The statue had been located in the southern coastal city of Kotka, Yle reports, and was in fact gifted by the then-Soviet controlled Tallinn City Government, in 1979, Yle says (link in Finnish).
The statue's sculptor was Matti Varik.
The development comes following a wave of such statue removals in Finland, never a part of the Soviet Union but due to geo-political considerations a country which had had to foster cordial relations with its neighbor to the east.
Kotka's authorities had decided the statue had to go back in June.
An addition to the statue from Polish sculptor Krzysztof Bednarski from 1995, by which time the iron curtain had fallen and Poland was no longer under the Communist yoke, added a comedic element to the statue of the Soviet mass murderer.
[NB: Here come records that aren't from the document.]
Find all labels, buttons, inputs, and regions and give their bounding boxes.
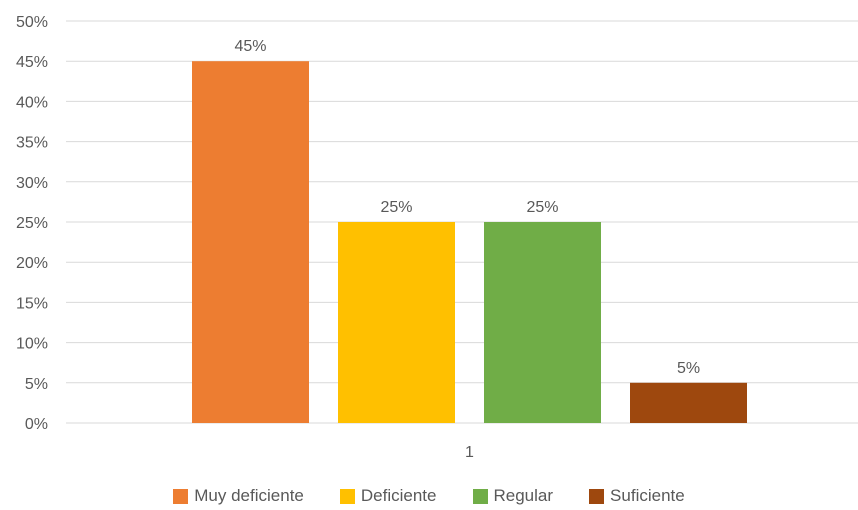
data-label: 5% [677, 360, 700, 377]
bar-deficiente [338, 222, 455, 423]
y-tick-label: 20% [16, 255, 48, 272]
legend-swatch [173, 488, 189, 504]
legend-label: Suficiente [610, 486, 685, 505]
legend: Muy deficiente Deficiente Regular Suficient… [0, 484, 858, 508]
legend-item: Regular [472, 486, 554, 506]
legend-swatch [339, 488, 355, 504]
x-category-label: 1 [465, 444, 474, 461]
y-tick-label: 30% [16, 175, 48, 192]
data-label: 25% [526, 199, 558, 216]
legend-label: Deficiente [360, 486, 437, 505]
bar-suficiente [630, 382, 747, 423]
legend-item: Muy deficiente [173, 486, 304, 506]
legend-swatch [472, 488, 488, 504]
y-tick-label: 35% [16, 135, 48, 152]
bar-muy-deficiente [192, 61, 309, 423]
y-tick-label: 10% [16, 336, 48, 353]
y-tick-label: 45% [16, 54, 48, 71]
bar-chart: 0%5%10%15%20%25%30%35%40%45%50%45%25% 25%… [16, 14, 858, 461]
y-tick-label: 15% [16, 295, 48, 312]
legend-swatch [589, 488, 605, 504]
y-tick-label: 25% [16, 215, 48, 232]
data-label: 45% [234, 38, 266, 55]
y-tick-label: 50% [16, 14, 48, 31]
y-tick-label: 5% [25, 376, 48, 393]
legend-label: Muy deficiente [194, 486, 304, 505]
data-label: 25% [380, 199, 412, 216]
bar-regular [484, 222, 601, 423]
legend-item: Suficiente [589, 486, 685, 506]
legend-label: Regular [493, 486, 554, 505]
y-tick-label: 0% [25, 416, 48, 433]
legend-item: Deficiente [339, 486, 437, 506]
y-tick-label: 40% [16, 94, 48, 111]
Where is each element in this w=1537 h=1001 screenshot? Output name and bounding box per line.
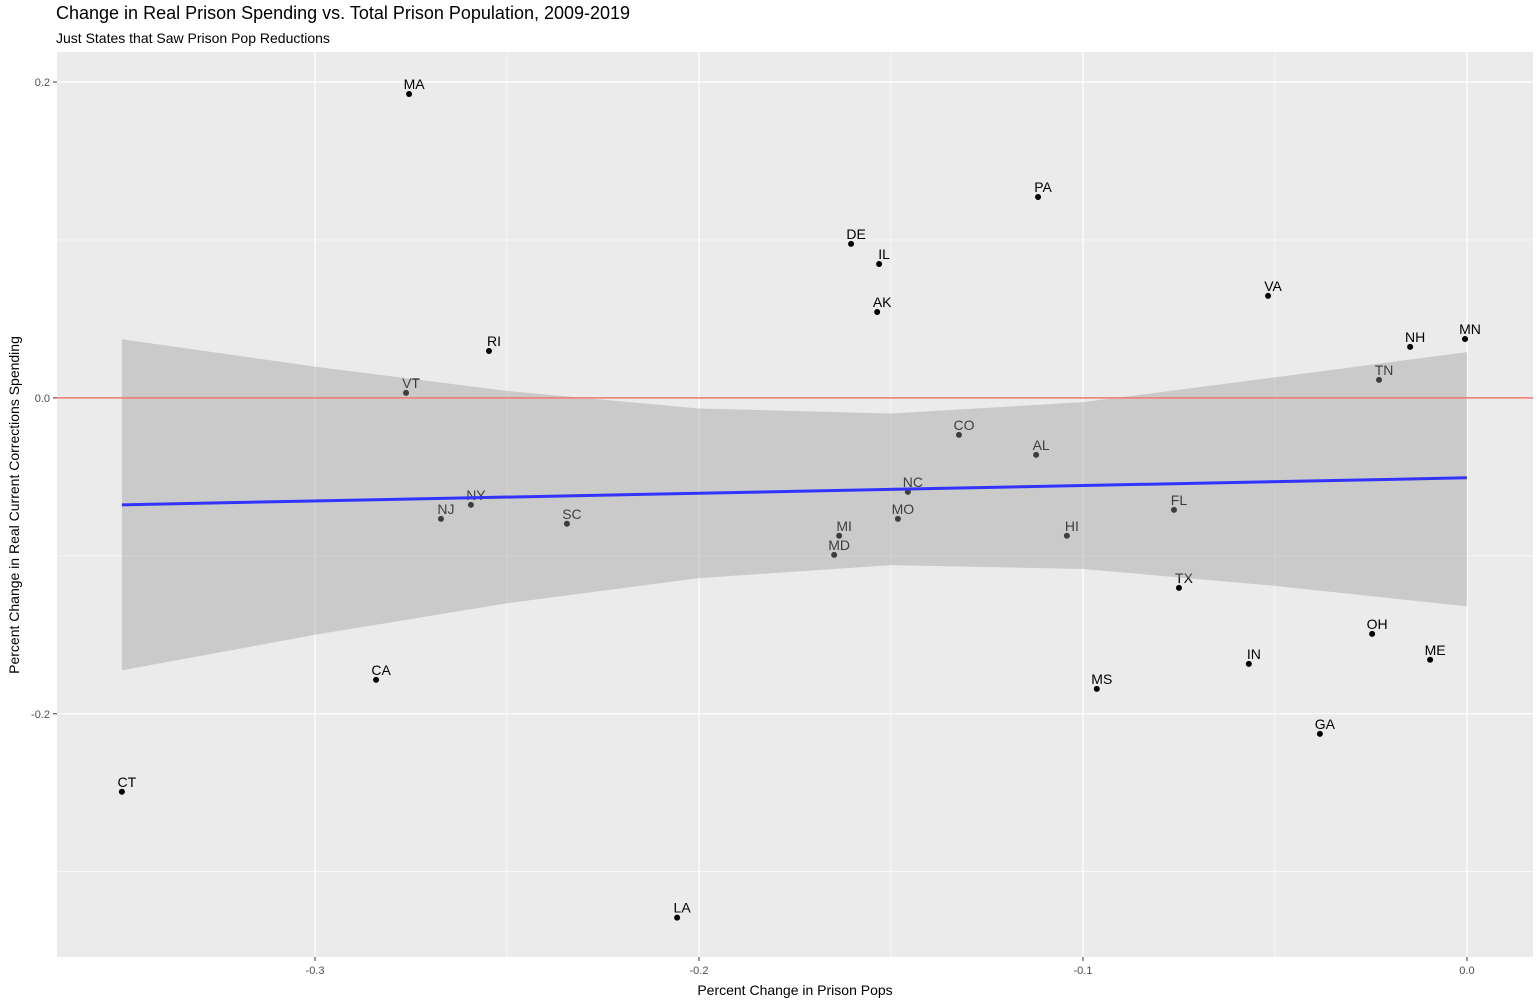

Entitled "Lenin's missing arm", the installation had as its name suggests made up for the lack of a left hand on the Soviet original (see photo below).
This "arm" has also gone into storage, while the Kymenlaakso Museum is to decide on the statue's future, Yle reports.
The invasion of Ukraine by the Russian Federation, successor nation to the Soviet Union, has prompted not only statue removal in Finland, but also that country's application to join NATO, currently being processed.